Brits frantically stock piling petrol amid a country-wide fear of being unable to secure fuel lifted spending to pre-pandemic levels.
The boost to pre-Covid parity was fuelled by sharp increases in work-related spending, which includes purchases of petrol, according to the Office for National Statistics (ONS).
Work-related spending was 158 per cent above the tally recorded in February last year, rising 40 percentage points in the last week alone.
Brits were galvanised to rush to pumps and stockpile petrol in recent weeks on reports of low stock levels of fuel at forecourts across the country.
Rampant spending stoked petrol shortages, causing forecourt operators to impose limits on the amount of petrol consumers could buy.
Forecourts typically do not stock more petrol to fulfill higher than average demand.
The petrol crisis was primarily caused by the British logistics system breaking down due to a shortage of HGV drivers.

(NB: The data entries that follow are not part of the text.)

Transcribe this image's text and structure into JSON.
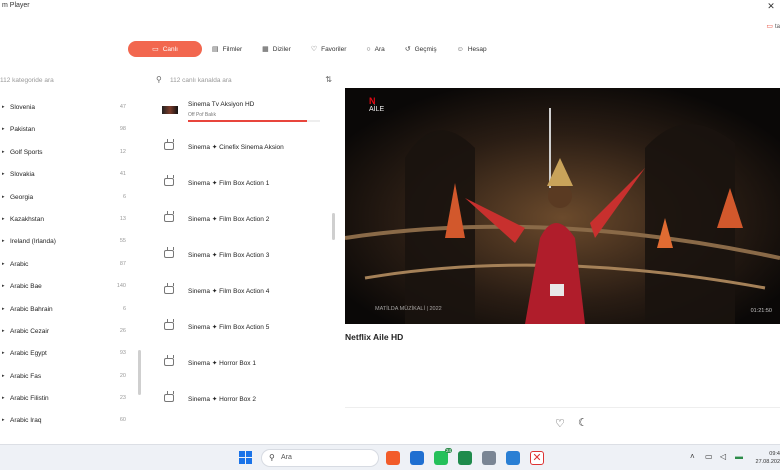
{
  "window": {
    "title": "m Player",
    "close_symbol": "✕"
  },
  "top_right": {
    "label": "ta"
  },
  "nav": [
    {
      "label": "Canlı",
      "icon": "tv-icon",
      "glyph": "▭",
      "active": true
    },
    {
      "label": "Filmler",
      "icon": "film-icon",
      "glyph": "▤"
    },
    {
      "label": "Diziler",
      "icon": "series-icon",
      "glyph": "▦"
    },
    {
      "label": "Favoriler",
      "icon": "heart-icon",
      "glyph": "♡"
    },
    {
      "label": "Ara",
      "icon": "search-icon",
      "glyph": "○"
    },
    {
      "label": "Geçmiş",
      "icon": "history-icon",
      "glyph": "↺"
    },
    {
      "label": "Hesap",
      "icon": "user-icon",
      "glyph": "☺"
    }
  ],
  "categories": {
    "search_placeholder": "112 kategoride ara",
    "items": [
      {
        "name": "Slovenia",
        "count": "47"
      },
      {
        "name": "Pakistan",
        "count": "98"
      },
      {
        "name": "Golf Sports",
        "count": "12"
      },
      {
        "name": "Slovakia",
        "count": "41"
      },
      {
        "name": "Georgia",
        "count": "6"
      },
      {
        "name": "Kazakhstan",
        "count": "13"
      },
      {
        "name": "Ireland (Irlanda)",
        "count": "55"
      },
      {
        "name": "Arabic",
        "count": "87"
      },
      {
        "name": "Arabic Bae",
        "count": "140"
      },
      {
        "name": "Arabic Bahrain",
        "count": "6"
      },
      {
        "name": "Arabic Cezair",
        "count": "26"
      },
      {
        "name": "Arabic Egypt",
        "count": "93"
      },
      {
        "name": "Arabic Fas",
        "count": "20"
      },
      {
        "name": "Arabic Filistin",
        "count": "23"
      },
      {
        "name": "Arabic Iraq",
        "count": "60"
      }
    ]
  },
  "channels": {
    "search_placeholder": "112 canlı kanalda ara",
    "items": [
      {
        "name": "Sinema Tv Aksiyon HD",
        "sub": "Off Pof Balık",
        "active": true,
        "progress": 0.9
      },
      {
        "name": "Sinema ✦ Cinefix Sinema Aksion"
      },
      {
        "name": "Sinema ✦ Film Box Action 1"
      },
      {
        "name": "Sinema ✦ Film Box Action 2"
      },
      {
        "name": "Sinema ✦ Film Box Action 3"
      },
      {
        "name": "Sinema ✦ Film Box Action 4"
      },
      {
        "name": "Sinema ✦ Film Box Action 5"
      },
      {
        "name": "Sinema ✦ Horror Box 1"
      },
      {
        "name": "Sinema ✦ Horror Box 2"
      }
    ]
  },
  "player": {
    "logo_top": "N",
    "logo_bottom": "AİLE",
    "watermark": "MATİLDA MÜZİKALİ | 2022",
    "time": "01:21:50",
    "now_playing": "Netflix Aile HD"
  },
  "taskbar": {
    "search_placeholder": "Ara",
    "badge": "24",
    "clock_time": "09:4",
    "clock_date": "27.08.202"
  }
}
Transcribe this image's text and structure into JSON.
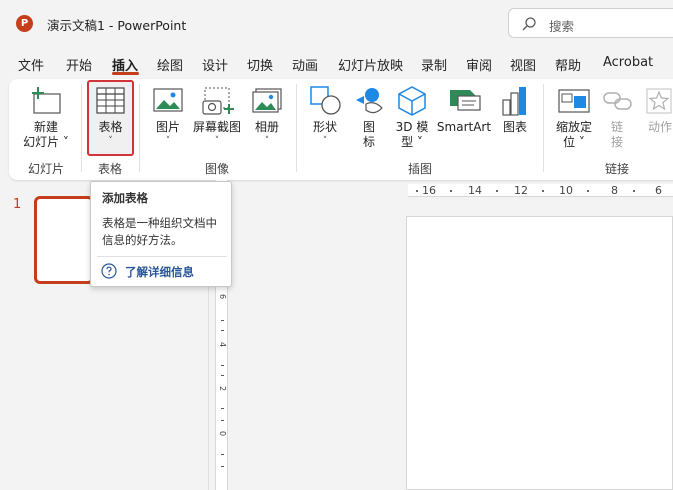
{
  "app": {
    "logo_letter": "P",
    "title": "演示文稿1  -  PowerPoint",
    "search_label": "搜索"
  },
  "menu": {
    "tabs": [
      "文件",
      "开始",
      "插入",
      "绘图",
      "设计",
      "切换",
      "动画",
      "幻灯片放映",
      "录制",
      "审阅",
      "视图",
      "帮助",
      "Acrobat"
    ],
    "active_tab": "插入"
  },
  "ribbon": {
    "new_slide": {
      "line1": "新建",
      "line2": "幻灯片 ˅"
    },
    "table": {
      "label": "表格",
      "chevron": "˅"
    },
    "picture": {
      "label": "图片",
      "chevron": "˅"
    },
    "screenshot": {
      "label": "屏幕截图",
      "chevron": "˅"
    },
    "album": {
      "label": "相册",
      "chevron": "˅"
    },
    "shapes": {
      "label": "形状",
      "chevron": "˅"
    },
    "icons": {
      "line1": "图",
      "line2": "标"
    },
    "model3d": {
      "line1": "3D 模",
      "line2": "型 ˅"
    },
    "smartart": {
      "label": "SmartArt"
    },
    "chart": {
      "label": "图表"
    },
    "zoom": {
      "line1": "缩放定",
      "line2": "位 ˅"
    },
    "link": {
      "line1": "链",
      "line2": "接"
    },
    "action": {
      "label": "动作"
    },
    "groups": {
      "slides": "幻灯片",
      "tables": "表格",
      "images": "图像",
      "illustrations": "插图",
      "links": "链接"
    }
  },
  "thumbnails": {
    "slide_number": "1"
  },
  "ruler": {
    "horizontal": [
      "16",
      "14",
      "12",
      "10",
      "8",
      "6"
    ],
    "vertical": [
      "6",
      "4",
      "2",
      "0"
    ]
  },
  "tooltip": {
    "title": "添加表格",
    "body": "表格是一种组织文档中信息的好方法。",
    "link": "了解详细信息"
  },
  "colors": {
    "accent": "#c43e1c",
    "highlight_border": "#d13438",
    "link": "#2b579a"
  }
}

Alarmingly, the ONS also released data showing the chronic paucity of lorry drivers is unlikely to end anytime soon.
Vacancies for transport, logistics and warehouse workers were 378 per cent higher than pre-pandemic levels. Total job adverts increased three per cent over the last week.
Meanwhile, the proportion of workers back in their normal place of work edged up two percentage points to 72 per cent, a trend that has steadily increased over the past couple of months as Brits return to the office.